Step-by-Step Process

  1. Calculate BOT: Subtract the value of imports from the value of exports to determine the trade balance.
  2. Record BOP transactions: Identify and record all economic transactions, including trade in goods and services, income, and capital flows.
  3. Determine Current Account: Record trade in goods and services, income, and current transfers.
  4. Determine Capital Account: Record capital flows, such as foreign direct investment and portfolio investment.
  5. Analyze BOP: Examine the BOP to understand the country's economic position and identify areas for improvement.
  6. Make informed trade decisions: Use the BOP analysis to inform trade decisions, such as identifying opportunities for trade expansion or mitigating risks.

Common Mistakes

  • Mistake: Confusing BOT and BOP.
  • Correction: BOT is the difference between exports and imports, while BOP is a comprehensive record of all economic transactions.
  • Mistake: Assuming "open account" is risk-free.
  • Correction: Open account transactions involve payment upon delivery, but they still carry risks, such as non-payment or delayed payment.
  • Mistake: Misusing "free on board" with air freight.
  • Correction: FOB is typically used for sea or inland waterway transportation, not air freight.

Exam / Certification Tips

  • Common question patterns: Expect questions on BOT, BOP, and Incoterms.
  • Tricky distinctions: Be aware of the differences between FOB and FCA, confirmed and unconfirmed LCs, and DPU (Destination Port Unloaded) and DAT (Destination Arrival Terminal).
  • Memory aids: Use the acronym "BOT" to remember the difference between Balance of Trade and Balance of Payments.

Quick Practice Scenario

A Chinese exporter sells goods to a US importer under FOB Shanghai. Who pays for the main carriage?

Answer: The US importer pays for the main carriage.

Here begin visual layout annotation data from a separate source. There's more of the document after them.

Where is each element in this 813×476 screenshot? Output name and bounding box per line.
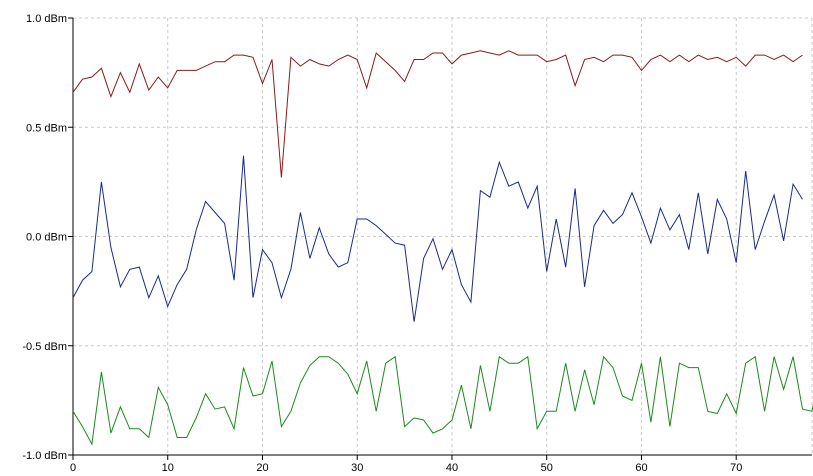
x-tick-label: 30 xyxy=(351,462,363,474)
axes xyxy=(68,17,812,460)
x-tick-label: 60 xyxy=(635,462,647,474)
x-tick-label: 10 xyxy=(162,462,174,474)
series-line-1 xyxy=(72,50,803,178)
x-tick-label: 40 xyxy=(446,462,458,474)
grid xyxy=(73,17,813,455)
series-line-3 xyxy=(72,355,813,446)
y-tick-label: -1.0 dBm xyxy=(22,450,67,462)
x-tick-label: 70 xyxy=(730,462,742,474)
tick-labels: 0 10 20 30 40 50 60 70 1.0 dBm 0.5 dBm 0.0 dBm -0.5… xyxy=(22,13,742,474)
y-tick-label: -0.5 dBm xyxy=(22,341,67,353)
x-tick-label: 0 xyxy=(70,462,76,474)
x-tick-label: 20 xyxy=(256,462,268,474)
series-line-2 xyxy=(72,155,803,322)
y-tick-label: 0.0 dBm xyxy=(26,232,67,244)
series-lines xyxy=(72,50,813,446)
y-tick-label: 1.0 dBm xyxy=(26,13,67,25)
x-tick-label: 50 xyxy=(541,462,553,474)
y-tick-label: 0.5 dBm xyxy=(26,122,67,134)
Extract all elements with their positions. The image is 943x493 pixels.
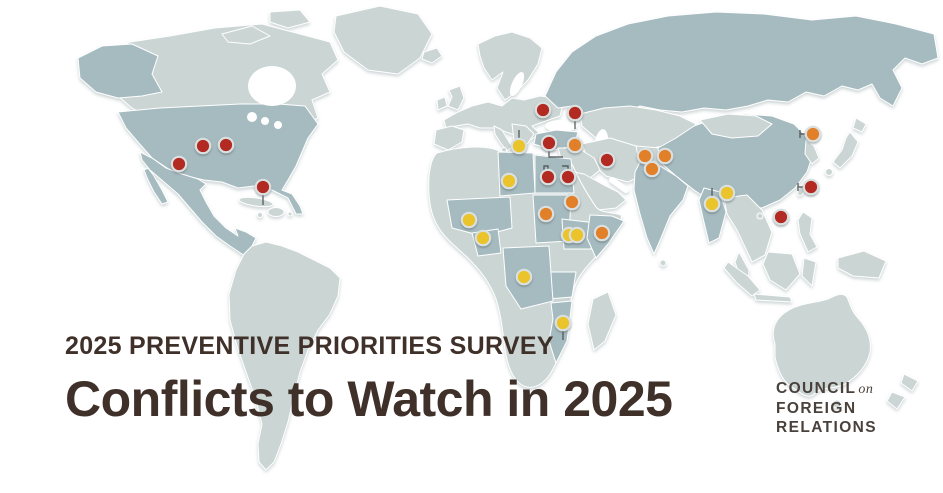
cfr-logo-line1: COUNCIL on — [776, 380, 874, 397]
conflict-marker-nigeria[interactable] — [474, 229, 492, 247]
conflict-marker-ukraine[interactable] — [534, 101, 552, 119]
land-australia — [772, 293, 871, 397]
land-india — [633, 161, 689, 255]
conflict-marker-iran[interactable] — [598, 151, 616, 169]
land-iceland — [421, 47, 443, 64]
conflict-marker-ethiopia-b[interactable] — [568, 226, 586, 244]
conflict-marker-united-states-a[interactable] — [194, 137, 212, 155]
conflict-marker-somalia[interactable] — [593, 224, 611, 242]
great-lake-2 — [261, 117, 269, 125]
cfr-logo-on: on — [858, 382, 874, 397]
land-japan-kyushu — [825, 168, 833, 176]
land-jamaica — [257, 212, 263, 218]
hudson-bay — [248, 66, 296, 106]
conflict-marker-libya[interactable] — [500, 172, 518, 190]
persian-gulf — [609, 177, 629, 193]
land-mongolia — [699, 113, 773, 139]
conflict-marker-israel-gaza[interactable] — [559, 168, 577, 186]
conflict-marker-south-china-sea[interactable] — [772, 208, 790, 226]
land-arctic-islands — [221, 9, 311, 45]
conflict-marker-bangladesh[interactable] — [718, 184, 736, 202]
land-cuba — [238, 196, 274, 208]
conflict-marker-red-sea-yemen[interactable] — [563, 193, 581, 211]
conflict-marker-united-states-b[interactable] — [217, 136, 235, 154]
land-europe — [443, 95, 565, 141]
land-new-guinea — [837, 250, 887, 279]
land-iberia — [433, 125, 465, 151]
land-scandinavia — [477, 31, 543, 101]
land-madagascar — [587, 291, 617, 351]
land-sri-lanka — [659, 259, 667, 267]
land-ireland — [436, 96, 448, 111]
land-uk — [447, 85, 465, 111]
page-title: Conflicts to Watch in 2025 — [65, 370, 673, 427]
conflict-marker-taiwan[interactable] — [802, 178, 820, 196]
conflict-marker-sahel[interactable] — [460, 211, 478, 229]
black-sea — [545, 120, 577, 132]
land-south-america — [228, 241, 341, 471]
great-lake-1 — [247, 112, 257, 122]
land-indochina — [723, 194, 773, 263]
land-borneo — [762, 251, 801, 291]
land-hainan — [756, 212, 764, 220]
conflict-markers — [170, 101, 822, 332]
land-greenland — [333, 5, 433, 75]
land-japan-honshu — [832, 131, 859, 169]
conflict-marker-israel-lebanon[interactable] — [539, 168, 557, 186]
cfr-logo-line2: FOREIGN — [776, 400, 857, 417]
conflict-marker-mediterranean[interactable] — [510, 137, 528, 155]
landmasses — [77, 5, 939, 471]
conflict-marker-iraq[interactable] — [566, 136, 584, 154]
land-japan-hokkaido — [852, 117, 867, 133]
conflict-marker-russia-ukraine[interactable] — [566, 104, 584, 122]
conflict-marker-myanmar[interactable] — [703, 195, 721, 213]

Explanation: Under FOB, the seller bears the cost and risk of transporting the goods to the named port of departure, but the buyer is responsible for the main carriage.

Last-Minute Cram Sheet

  • BOT is the difference between exports and imports.
  • BOP is a comprehensive record of all economic transactions.
  • FOB means the seller bears the cost and risk of transporting goods to the named port of departure.
  • CIF means the seller bears the cost and risk of transporting goods to the named port of destination.
  • UCP 600 governs LC transactions globally.
  • LC is a payment guarantee issued by a bank on behalf of the buyer.
  • Incoterms define the responsibilities of buyers and sellers in terms of transportation, insurance, and risk.
  • Current Account records trade in goods and services, income, and current transfers.
  • Capital Account records capital flows, such as foreign direct investment and portfolio investment.
  • Under FOB, risk transfers when goods are on board the vessel – not at the port gate or on the dock.
  • BOT does not account for services, income, or capital flows.
  • BOP is a comprehensive record of all economic transactions, including trade in goods and services, income, and capital flows.